The whole idea of music awards kind of rubs me the wrong way. Treating art like a sporting competition just doesn't seem quite right, and for that reason - and a bit of lazyness - I've never voted in the Polaris Prize.
But at the end of the day that $20,000 prize can really help an indie band, and I want it to go to someone who deserves it. As well, if I didn't cast a vote, it would mean I wouldn't be able to complain about whoever wins either.
Turns out all my initial five picks have all made it onto the long list, which either means I'm a music critic cliché without an ounce of creativity, or that I have impeccable taste that no one could disagree with. While most of them didn't get a 5N rating when we ran the reviews, in retrospect they all deserved it.
Here's who I think should win this year (in no particular order):
The moment I heard this album I fell in love. Beautifully restrained blues from an alternate universe. Despite the title, this is not their debut album, but if there is a god, it will be the album that makes them famous, which is more possible now that Arts & Crafts have hooked them up with international distribution.
The concept is simple enough: record your neighbours talking about happiness, find phrases that suggest melody, and write music around these accidental hooks. The result is amazingly compelling, and much more accessible than the experimental approach suggests.
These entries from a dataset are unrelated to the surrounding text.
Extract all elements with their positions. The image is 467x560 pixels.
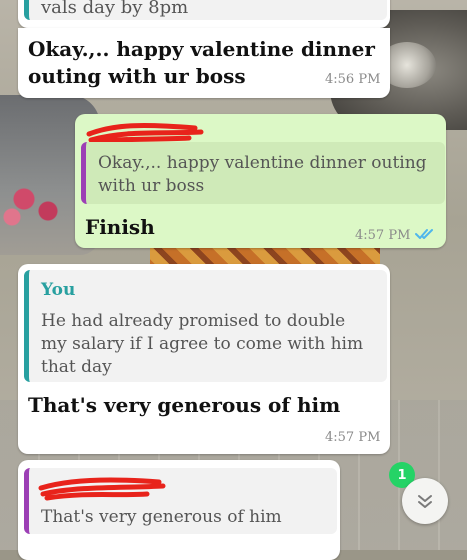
quoted-author: You <box>41 280 76 300</box>
quoted-message-text: He had already promised to double <box>41 311 346 331</box>
quoted-message[interactable]: vals day by 8pm <box>24 0 387 20</box>
chevron-down-icon <box>418 495 432 508</box>
message-time: 4:56 PM <box>325 72 381 87</box>
double-check-icon <box>415 229 433 239</box>
quoted-message[interactable]: You He had already promised to double my… <box>24 270 387 382</box>
message-time: 4:57 PM <box>325 430 381 445</box>
quoted-message-text: vals day by 8pm <box>41 0 189 18</box>
quoted-message[interactable]: That's very generous of him <box>24 468 337 534</box>
message-bubble-outgoing[interactable]: Okay.,.. happy valentine dinner outing w… <box>75 114 446 248</box>
quoted-message-text: my salary if I agree to come with him <box>41 334 364 354</box>
wallpaper-roses <box>0 175 80 235</box>
message-text: outing with ur boss <box>28 64 246 88</box>
message-bubble-incoming[interactable]: vals day by 8pm <box>18 0 390 28</box>
quoted-message-text: Okay.,.. happy valentine dinner outing <box>98 153 427 173</box>
message-bubble-incoming[interactable]: That's very generous of him <box>18 460 340 560</box>
message-time: 4:57 PM <box>355 228 411 243</box>
quoted-message-text: that day <box>41 357 112 377</box>
quoted-message-text: That's very generous of him <box>41 507 282 527</box>
redacted-name-scribble <box>38 477 166 501</box>
message-bubble-incoming[interactable]: Okay.,.. happy valentine dinner outing w… <box>18 28 390 98</box>
message-text: That's very generous of him <box>28 393 341 417</box>
message-text: Finish <box>85 215 155 239</box>
message-text: Okay.,.. happy valentine dinner <box>28 37 375 61</box>
quoted-message-text: with ur boss <box>98 176 205 196</box>
quoted-message[interactable]: Okay.,.. happy valentine dinner outing w… <box>81 142 445 204</box>
message-bubble-incoming[interactable]: You He had already promised to double my… <box>18 264 390 454</box>
scroll-to-bottom-button[interactable] <box>402 478 448 524</box>
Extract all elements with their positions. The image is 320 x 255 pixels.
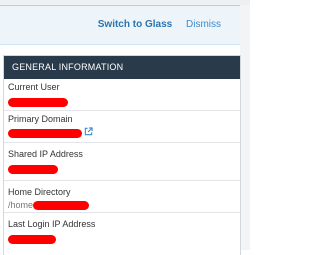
banner-actions: Switch to Glass Dismiss <box>98 19 221 30</box>
external-link-icon[interactable] <box>84 127 93 136</box>
last-login-ip-label: Last Login IP Address <box>8 219 96 229</box>
current-user-value-redacted <box>8 98 68 107</box>
home-directory-label: Home Directory <box>8 187 71 197</box>
shared-ip-value-redacted <box>8 165 58 174</box>
dismiss-link[interactable]: Dismiss <box>186 19 221 30</box>
glass-banner: Switch to Glass Dismiss <box>0 5 240 45</box>
info-row-last-login-ip: Last Login IP Address <box>4 213 240 251</box>
home-directory-value: /home <box>8 200 34 210</box>
info-row-current-user: Current User <box>4 79 240 111</box>
right-gutter <box>240 5 250 250</box>
primary-domain-label: Primary Domain <box>8 114 73 124</box>
last-login-ip-value-redacted <box>8 235 56 244</box>
current-user-label: Current User <box>8 82 60 92</box>
primary-domain-value-redacted[interactable] <box>8 129 82 138</box>
shared-ip-label: Shared IP Address <box>8 149 83 159</box>
home-directory-value-redacted <box>33 201 89 210</box>
panel-title: GENERAL INFORMATION <box>4 56 240 79</box>
general-information-panel: GENERAL INFORMATION Current User Primary… <box>3 55 241 255</box>
switch-to-glass-link[interactable]: Switch to Glass <box>98 19 172 30</box>
info-row-primary-domain: Primary Domain <box>4 111 240 143</box>
info-row-shared-ip: Shared IP Address <box>4 143 240 181</box>
info-row-home-directory: Home Directory /home <box>4 181 240 213</box>
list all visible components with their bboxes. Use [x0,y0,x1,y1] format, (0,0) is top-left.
I think a lot of critics are really rooting for this to win, even if it's just to see how mainstream media cope with their name. Then again, considering that their lead singer is now a Fox News commentator (representing the progressive left, in case you were worried), maybe the world is ready for a bit of foul language. No matter what happens, this Toronto hardcore punk band are well on their way to reinventing and reviving the genre, and have forced a lot of us to admit that punk is not in fact dead after all.
Gorgeously intimate electronic pop music, and perfectly understated. Some might complain that it's not nearly the game-changing album their debut was, but I'd counter that it's actually a stronger collection of songs, even if their style doesn't stand out from the crowd as starkly as it once did.
I always respected Joel Plaskett, but to be honest, never really got into him and wasn't expecting amazing things from this record. After all, it's hard to name even one truly great triple album, and the idea seems all the more preposterous in the iPod era. Well, he sure proved me wrong, and I'm still pissed off that someone stole it from my desk shortly after I reviewed it.